So I have given up going grocery shopping, but really I’ve only given up the experience of going up and down the aisles, not finding everything that’s on my list, and standing in a long line before rolling my cart (which always has that one wheel that just won’t go where I am going) out to my car. I am not sad about giving up that experience. I am content with the new arrangements.
I am a little sad about giving up driving altogether. That’s the next step, the step I am choosing to take now. I guess I should mark the date of my last drive in my calendar since (thankfully) it didn’t end with a bang. I haven’t really enjoyed driving the way some people do. I do like the independence and opportunity driving provides, not necessarily the act of controlling the vehicle. I guess I did get a kick out of driving sometimes, like when 16-year-old me drove past Jeff Oldham’s house with a carload of giggling girls. (He didn’t know I existed; I knew where he lived.) Or when a good song came on the radio that I could sing and dance along with. Think “Bohemian Rhapsody” in the movie Wayne’s World.

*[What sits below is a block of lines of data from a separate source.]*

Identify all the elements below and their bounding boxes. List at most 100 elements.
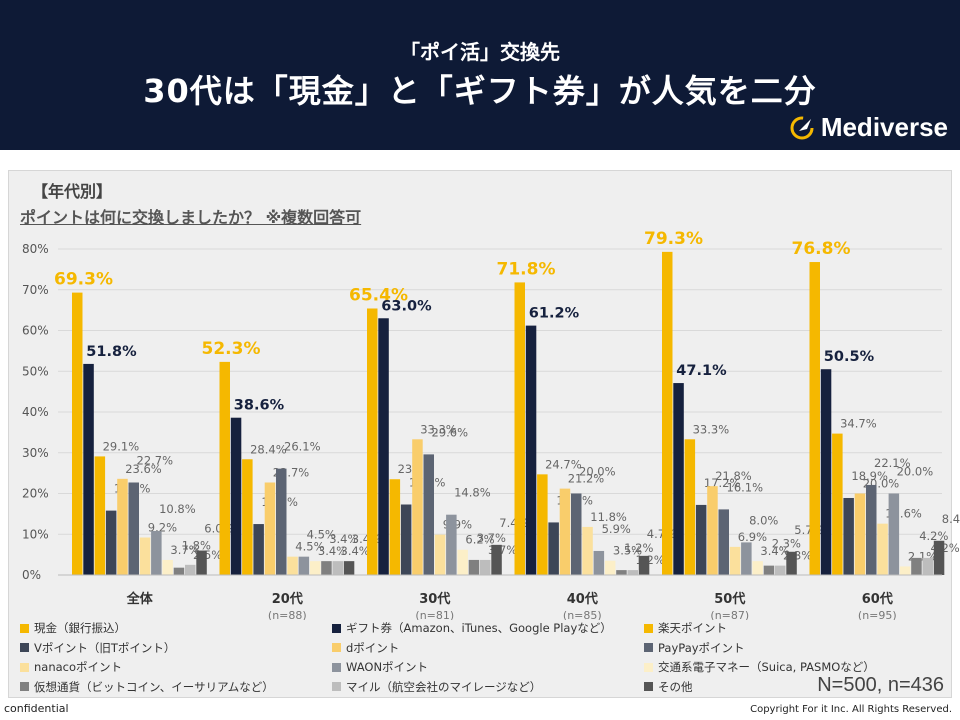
bar-mile [185,564,196,575]
group-sample-size: (n=85) [563,609,602,620]
data-label: 71.8% [497,259,556,279]
bar-crypto [763,565,775,575]
y-tick-label: 40% [22,405,49,419]
bar-crypto [468,559,480,575]
legend-item: 仮想通貨（ビットコイン、イーサリアムなど） [20,679,274,695]
data-label: 28.4% [250,442,287,456]
bar-v [548,522,559,575]
legend-item: 現金（銀行振込） [20,620,126,636]
data-label: 21.2% [568,472,605,486]
bar-ic [899,566,911,575]
x-tick-label: 40代 [567,591,598,607]
data-label: 6.9% [738,530,767,544]
bar-d [117,478,128,575]
legend-label: マイル（航空会社のマイレージなど） [346,679,542,694]
data-label: 4.2% [919,529,948,543]
data-label: 1.2% [624,541,653,555]
data-label: 22.1% [874,456,911,470]
chart-panel [8,170,952,698]
bar-paypay [571,493,582,575]
data-label: 76.8% [792,239,851,259]
x-tick-label: 60代 [862,591,893,607]
legend-item: 交通系電子マネー（Suica, PASMOなど） [644,659,875,675]
data-label: 34.7% [840,417,877,431]
legend-label: 仮想通貨（ビットコイン、イーサリアムなど） [34,679,274,694]
bar-rakuten [684,439,696,575]
bar-ic [309,561,321,575]
bar-mile [332,561,343,575]
x-tick-label: 20代 [272,591,303,607]
x-tick-label: 50代 [714,591,745,607]
bar-cash [514,282,525,575]
page-title: 30代は「現金」と「ギフト券」が人気を二分 [143,72,817,110]
sample-size-note: N=500, n=436 [817,674,944,696]
y-tick-label: 10% [22,527,49,541]
bar-cash [662,251,673,576]
bar-nanaco [877,523,888,575]
legend-swatch [332,662,341,672]
mediverse-logo-icon [790,116,814,139]
legend-item: PayPayポイント [644,640,745,656]
legend-label: dポイント [346,640,400,655]
data-label: 20.0% [897,465,934,479]
data-label: 3.7% [170,543,199,557]
legend-swatch [20,623,29,633]
bar-cash [72,292,83,575]
legend-item: マイル（航空会社のマイレージなど） [332,679,541,695]
bar-other [491,544,502,575]
data-label: 23.6% [125,462,162,476]
bar-nanaco [434,534,446,575]
bar-crypto [616,570,627,575]
y-tick-label: 0% [22,568,41,582]
bar-mile [922,557,933,575]
data-label: 4.5% [295,540,324,554]
legend-label: Vポイント（旧Tポイント） [34,640,176,655]
data-label: 3.4% [329,532,358,546]
bar-nanaco [287,556,298,575]
bar-d [412,439,423,575]
legend-swatch [332,643,341,652]
header-banner [0,0,960,150]
legend-label: 交通系電子マネー（Suica, PASMOなど） [658,660,875,674]
bar-crypto [321,561,332,575]
bar-nanaco [139,537,151,575]
bar-other [933,540,945,575]
legend-item: ギフト券（Amazon、iTunes、Google Playなど） [332,620,612,636]
data-label: 3.4% [318,544,347,558]
section-title: 【年代別】 [32,182,113,201]
data-label: 6.2% [465,533,494,547]
legend-label: 楽天ポイント [658,621,727,635]
data-label: 11.8% [590,510,627,524]
data-label: 33.3% [420,422,457,436]
bar-rakuten [242,459,253,575]
data-label: 22.7% [137,453,174,467]
group-sample-size: (n=88) [268,609,307,620]
bar-gift [378,318,389,575]
data-label: 3.5% [613,544,642,558]
data-label: 3.7% [477,531,506,545]
bar-gift [83,363,94,575]
bar-nanaco [582,526,593,575]
bar-rakuten [94,456,106,575]
data-label: 1.8% [182,539,211,553]
data-label: 10.8% [159,502,196,516]
brand-name: Mediverse [820,112,948,142]
data-label: 14.8% [454,486,491,500]
bar-paypay [718,509,729,575]
data-label: 50.5% [824,349,875,365]
legend-item: dポイント [332,640,399,656]
data-label: 26.1% [284,440,321,454]
group-sample-size: (n=81) [415,609,454,620]
legend-swatch [20,643,29,652]
legend-label: WAONポイント [346,660,429,674]
data-label: 29.6% [432,425,469,439]
data-label: 38.6% [234,398,285,414]
data-label: 8.4% [942,512,960,526]
legend-item: その他 [644,679,693,695]
bar-d [264,482,276,575]
legend-swatch [644,643,653,652]
group-sample-size: (n=95) [858,609,897,620]
bar-crypto [173,567,185,575]
bar-rakuten [832,433,843,575]
data-label: 20.0% [579,465,616,479]
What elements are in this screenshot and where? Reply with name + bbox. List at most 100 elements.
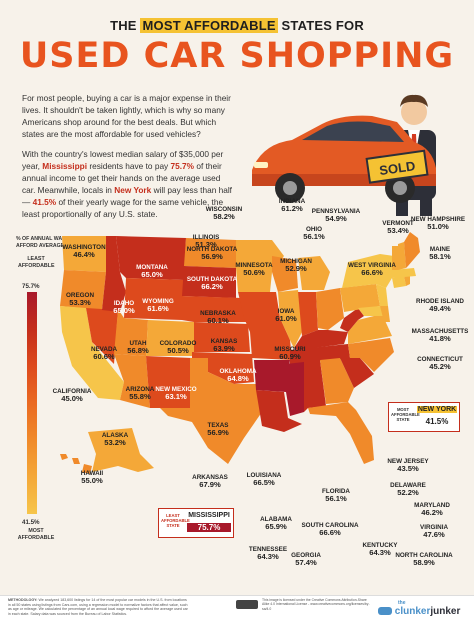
state-label-idaho: IDAHO 65.0% [94,300,154,314]
state-value: 45.2% [429,362,451,371]
state-value: 53.4% [387,226,409,235]
state-utah [114,310,148,356]
state-name: UTAH [129,340,147,347]
state-value: 46.4% [73,250,95,259]
state-name: MAINE [429,246,451,253]
state-massachusetts [392,268,416,278]
intro-text: of their annual income to get their hand… [22,161,222,195]
state-kentucky [294,330,348,350]
state-label-oklahoma: OKLAHOMA 64.8% [208,368,268,382]
state-value: 41.8% [429,334,451,343]
state-name: MARYLAND [414,502,450,509]
state-name: NEBRASKA [200,310,236,317]
state-south-dakota [182,266,236,298]
intro-highlight: Mississippi [42,161,88,171]
state-label-alaska: ALASKA 53.2% [85,432,145,446]
state-label-virginia: VIRGINIA 47.6% [404,524,464,538]
state-value: 63.9% [213,344,235,353]
state-value: 58.9% [413,558,435,567]
state-arizona [114,354,150,408]
state-west-virginia [340,308,364,332]
header-subtitle: THE MOST AFFORDABLE STATES FOR [0,18,474,33]
state-name: MASSACHUSETTS [411,328,469,335]
legend-most-label: MOST AFFORDABLE [17,528,55,541]
state-label-georgia: GEORGIA 57.4% [276,552,336,566]
state-new-mexico [146,356,192,408]
intro-highlight: 75.7% [170,161,195,171]
header-pre: THE [110,18,141,33]
brand-name-a: clunker [394,606,431,617]
state-label-wyoming: WYOMING 61.6% [128,298,188,312]
state-label-california: CALIFORNIA 45.0% [42,388,102,402]
state-name: NEW HAMPSHIRE [410,216,466,223]
state-name: LOUISIANA [246,472,282,479]
intro-text: With the country's lowest median salary … [22,149,224,171]
state-illinois [278,290,302,348]
state-value: 67.9% [199,480,221,489]
state-value: 51.3% [195,240,217,249]
state-label-nevada: NEVADA 60.6% [74,346,134,360]
state-label-florida: FLORIDA 56.1% [306,488,366,502]
intro-paragraph-2: With the country's lowest median salary … [22,148,232,220]
state-oregon [60,270,106,310]
state-value: 52.2% [397,488,419,497]
state-value: 60.6% [93,352,115,361]
state-name: TEXAS [207,422,229,429]
state-value: 56.8% [127,346,149,355]
state-name: KENTUCKY [362,542,398,549]
state-label-indiana: INDIANA 61.2% [262,198,322,212]
page-title: USED CAR SHOPPING [19,36,455,76]
state-label-oregon: OREGON 53.3% [50,292,110,306]
state-label-pennsylvania: PENNSYLVANIA 54.9% [306,208,366,222]
state-value: 61.6% [147,304,169,313]
state-value: 56.1% [303,232,325,241]
state-name: CONNECTICUT [417,356,463,363]
state-connecticut [392,276,406,288]
state-label-michigan: MICHIGAN 52.9% [266,258,326,272]
state-label-illinois: ILLINOIS 51.3% [176,234,236,248]
state-name: KANSAS [210,338,238,345]
sold-sign-text: SOLD [378,158,416,178]
state-north-carolina [348,338,394,372]
state-california [60,306,124,400]
state-name: IOWA [277,308,295,315]
cc-license-icon [236,600,258,609]
legend-max-value: 75.7% [22,283,40,290]
state-name: VIRGINIA [420,524,448,531]
state-label-tennessee: TENNESSEE 64.3% [238,546,298,560]
state-label-iowa: IOWA 61.0% [256,308,316,322]
state-name: ALABAMA [260,516,292,523]
state-rhode-island [404,276,410,286]
state-virginia [348,314,392,344]
state-missouri [244,318,292,360]
state-value: 49.4% [429,304,451,313]
most-affordable-state: NEW YORK [417,406,457,413]
state-name: INDIANA [278,198,306,205]
state-delaware [380,306,390,322]
state-value: 56.1% [325,494,347,503]
state-name: FLORIDA [322,488,350,495]
legend-color-bar [27,292,37,514]
state-name: NEW MEXICO [155,386,197,393]
state-value: 53.2% [104,438,126,447]
state-minnesota [236,240,284,292]
state-value: 60.1% [207,316,229,325]
state-colorado [146,320,194,356]
intro-text: of their yearly wage for the same vehicl… [22,197,224,219]
state-washington [62,236,108,272]
state-label-hawaii: HAWAII 55.0% [62,470,122,484]
state-value: 61.0% [275,314,297,323]
state-vermont [392,246,398,270]
state-name: TENNESSEE [248,546,288,553]
state-label-kansas: KANSAS 63.9% [194,338,254,352]
state-value: 47.6% [423,530,445,539]
state-label-west-virginia: WEST VIRGINIA 66.6% [342,262,402,276]
state-name: ALASKA [101,432,129,439]
state-value: 53.3% [69,298,91,307]
state-name: MONTANA [136,264,168,271]
methodology-text: METHODOLOGY: We analyzed 183,600 listing… [8,598,188,616]
state-value: 61.2% [281,204,303,213]
state-label-missouri: MISSOURI 60.9% [260,346,320,360]
state-value: 64.3% [369,548,391,557]
intro-text: will pay less than half — [22,185,232,207]
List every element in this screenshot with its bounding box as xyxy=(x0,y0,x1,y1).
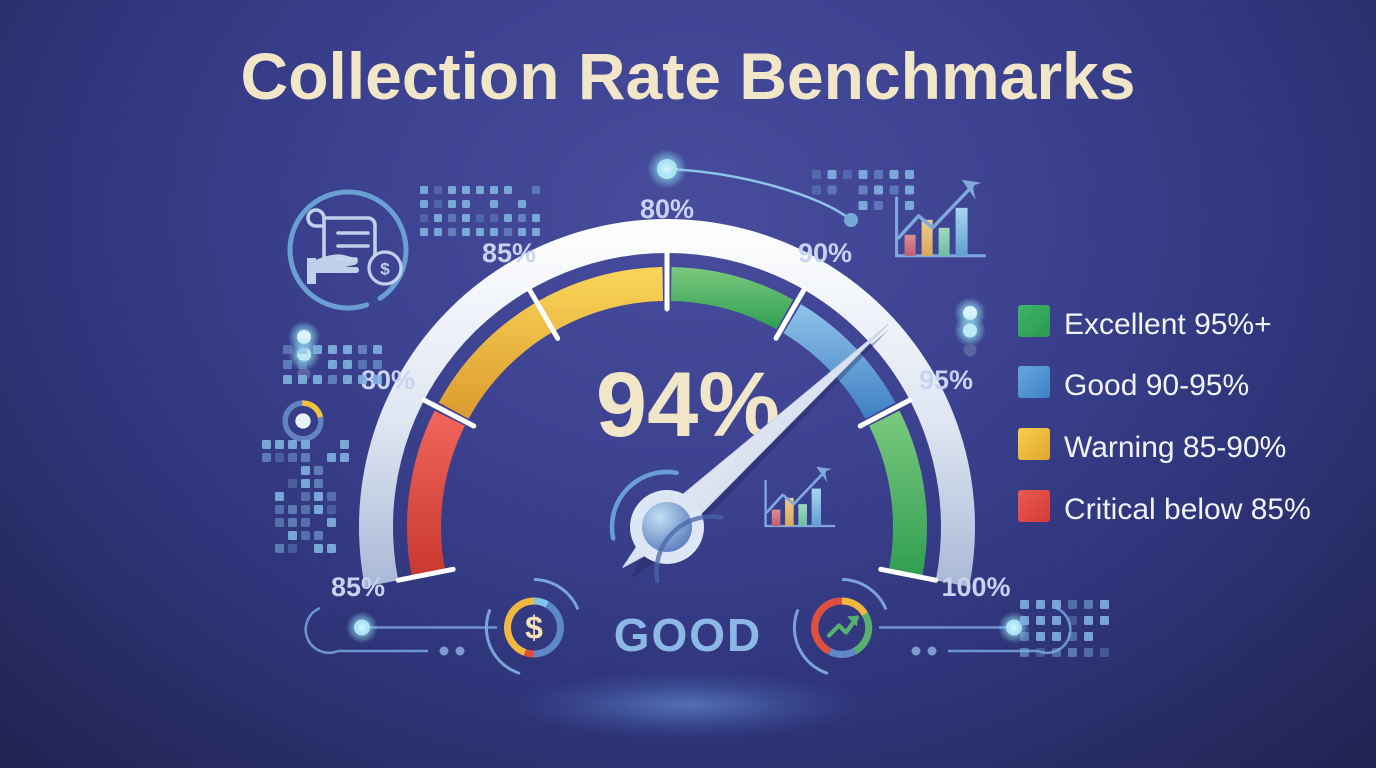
svg-text:80%: 80% xyxy=(361,365,415,395)
svg-text:80%: 80% xyxy=(640,194,694,224)
svg-text:90%: 90% xyxy=(798,238,852,268)
svg-text:$: $ xyxy=(380,260,390,279)
svg-text:95%: 95% xyxy=(919,365,973,395)
svg-text:85%: 85% xyxy=(331,572,385,602)
svg-text:100%: 100% xyxy=(941,572,1010,602)
svg-text:85%: 85% xyxy=(482,238,536,268)
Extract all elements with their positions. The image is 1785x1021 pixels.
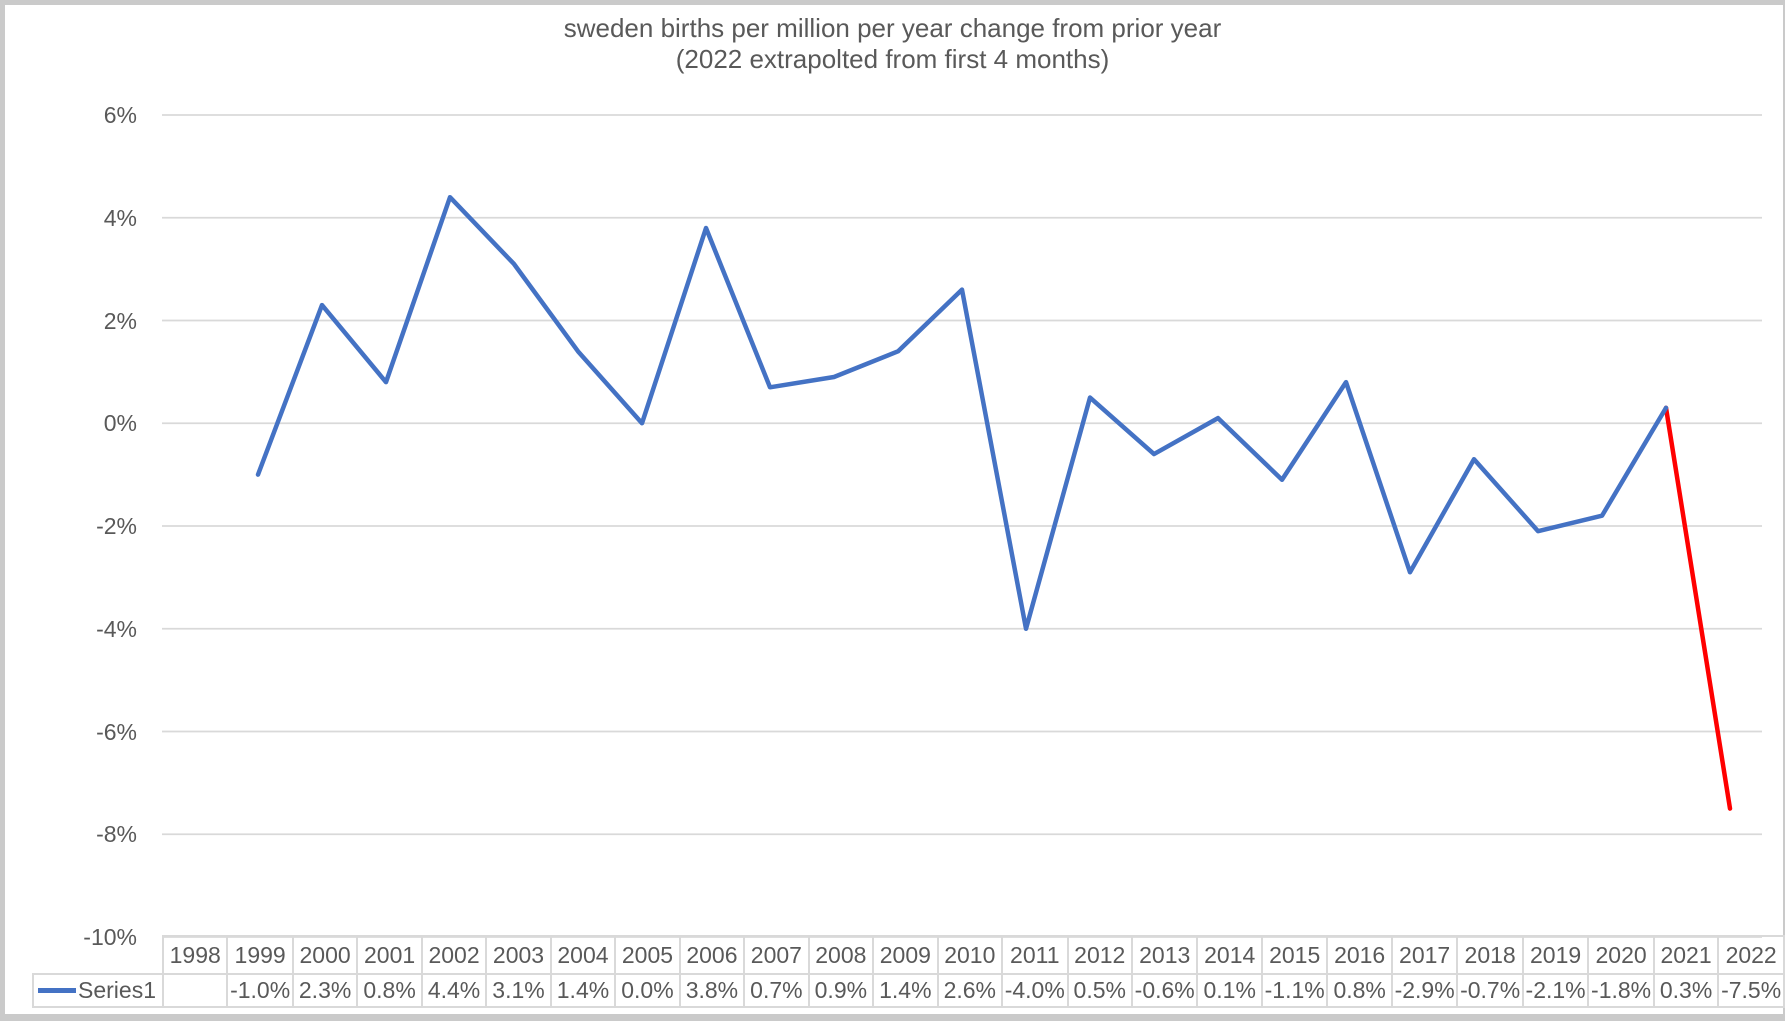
value-cell: 0.8% [356, 973, 423, 1008]
series1-legend-swatch [38, 988, 76, 993]
value-cell: -0.6% [1130, 973, 1199, 1008]
year-header-cell: 2010 [936, 935, 1004, 975]
y-tick-label: 4% [103, 204, 137, 231]
value-cell: -0.7% [1456, 973, 1524, 1008]
year-header-cell: 2002 [420, 935, 488, 975]
y-tick-label: 6% [103, 102, 137, 128]
year-header-cell: 2008 [807, 935, 875, 975]
year-header-cell: 2000 [291, 935, 359, 975]
year-header-cell: 2015 [1260, 935, 1329, 975]
value-cell: 4.4% [420, 973, 488, 1008]
value-cell: -1.1% [1260, 973, 1329, 1008]
value-cell: -4.0% [1001, 973, 1069, 1008]
year-header-cell: 2006 [678, 935, 746, 975]
data-table: 1998 1999 2000 2001 2002 2003 2004 2005 2006 2007… [31, 935, 1785, 1008]
chart-subtitle: (2022 extrapolted from first 4 months) [675, 44, 1110, 74]
value-cell: -1.0% [226, 973, 294, 1008]
value-cell: 0.5% [1066, 973, 1133, 1008]
series1-legend-label: Series1 [78, 977, 156, 1003]
value-cell: 1.4% [872, 973, 939, 1008]
table-corner-cell [33, 936, 163, 974]
value-cell: 3.8% [678, 973, 746, 1008]
year-header-cell: 2013 [1130, 935, 1199, 975]
y-tick-label: 0% [103, 410, 137, 437]
year-header-cell: 2003 [485, 935, 552, 975]
year-header-cell: 2014 [1196, 935, 1263, 975]
year-header-cell: 2011 [1001, 935, 1069, 975]
year-header-cell: 2005 [614, 935, 681, 975]
legend-cell: Series1 [31, 973, 165, 1008]
value-cell: 0.7% [743, 973, 810, 1008]
value-cell: 0.9% [807, 973, 875, 1008]
year-header-cell: 2020 [1587, 935, 1655, 975]
y-tick-label: -6% [96, 718, 137, 745]
year-header-cell: 2017 [1390, 935, 1459, 975]
value-cell: -7.5% [1717, 973, 1785, 1008]
value-cell: 0.3% [1652, 973, 1720, 1008]
value-cell: 2.3% [291, 973, 359, 1008]
year-header-cell: 2021 [1652, 935, 1720, 975]
value-cell [162, 973, 229, 1008]
value-cell: -1.8% [1587, 973, 1655, 1008]
y-tick-label: -2% [96, 513, 137, 539]
y-tick-label: -4% [96, 615, 137, 642]
y-tick-label: -10% [83, 924, 137, 950]
year-header-cell: 1998 [162, 935, 229, 975]
value-cell: 0.0% [614, 973, 681, 1008]
year-header-cell: 2019 [1521, 935, 1590, 975]
year-header-cell: 2009 [872, 935, 939, 975]
series1-line [255, 194, 1669, 631]
year-header-cell: 2018 [1456, 935, 1524, 975]
value-cell: 0.8% [1326, 973, 1393, 1008]
year-header-cell: 2012 [1066, 935, 1133, 975]
chart-title: sweden births per million per year chang… [563, 13, 1222, 43]
year-header-cell: 2001 [356, 935, 423, 975]
value-cell: -2.9% [1390, 973, 1459, 1008]
year-header-cell: 2004 [549, 935, 617, 975]
extrapolated-2022-segment [1663, 405, 1733, 811]
value-cell: 3.1% [485, 973, 552, 1008]
y-tick-label: 2% [103, 307, 137, 334]
year-header-cell: 2007 [743, 935, 810, 975]
year-header-cell: 2016 [1326, 935, 1393, 975]
year-header-cell: 1999 [226, 935, 294, 975]
chart-title-block: sweden births per million per year chang… [0, 13, 1785, 75]
chart-canvas [5, 5, 1783, 1014]
year-header-cell: 2022 [1717, 935, 1785, 975]
value-cell: 2.6% [936, 973, 1004, 1008]
y-tick-label: -8% [96, 821, 137, 848]
value-cell: 1.4% [549, 973, 617, 1008]
value-cell: -2.1% [1521, 973, 1590, 1008]
value-cell: 0.1% [1196, 973, 1263, 1008]
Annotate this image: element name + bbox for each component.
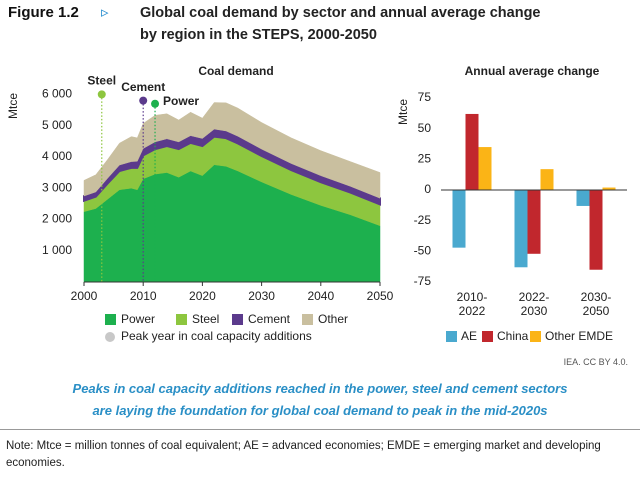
y-tick-label: 4 000	[42, 149, 72, 163]
y-tick-label: 5 000	[42, 118, 72, 132]
y-tick-label: 75	[418, 90, 432, 104]
x-tick-label: 2040	[307, 289, 334, 303]
y-tick-label: 50	[418, 121, 432, 135]
legend-label: Other	[318, 312, 348, 326]
bar	[478, 147, 492, 190]
title: by region in the STEPS, 2000-2050	[140, 27, 377, 43]
legend-label: Cement	[248, 312, 291, 326]
title: Global coal demand by sector and annual …	[140, 5, 541, 21]
legend-label: Other EMDE	[545, 329, 613, 343]
y-tick-label: -25	[414, 213, 432, 227]
legend-label: AE	[461, 329, 477, 343]
y-tick-label: 0	[424, 182, 431, 196]
x-tick-label: 2030-2050	[580, 290, 612, 318]
chart-title: Coal demand	[198, 64, 273, 78]
bar	[527, 190, 541, 254]
bar	[602, 187, 616, 190]
x-tick-label: 2010-2022	[456, 290, 488, 318]
note: Note: Mtce = million tonnes of coal equi…	[6, 440, 601, 469]
peak-label: Steel	[87, 74, 116, 88]
bar	[589, 190, 603, 270]
peak-label: Power	[163, 94, 199, 108]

I remember Mother teaching me to drive. You could do that in those days, and Drivers’ Ed was a course offered for free at Nitro High School. I already had my license by the time a spot opened up in the class. It’s a good thing, too, because nobody at my high school knew that the first time I tried to move the car, I managed to get Mother’s Buick Skylark across the driveway rather than in the driveway.
One Sunday afternoon early in the process, I had the Skylark crawling down Myers Avenue in Dunbar with parked cars on both sides of the street because there was something special going on at the Methodist church. Mother’s patience ran out, and she said, “Move! I’ll drive us out of here!” She hopped out of the car. I hopped out of the car. Nobody put the car in park. Good times.
When I was enrolled in the Drivers’ Ed class a few months later, I was already comfortable behind the wheel. That meant that the coach who rode along didn’t have to be so alert, so we usually picked up his dry cleaning or stopped by the bank. One day “Werewolves of London” came on the radio, and he rolled down the window and howled at pedestrians.
Now, more than four decades later, I am making the decision that it’s time to stop driving. I am getting out of the driver’s seat. I am making other arrangements, my version of putting the car in park.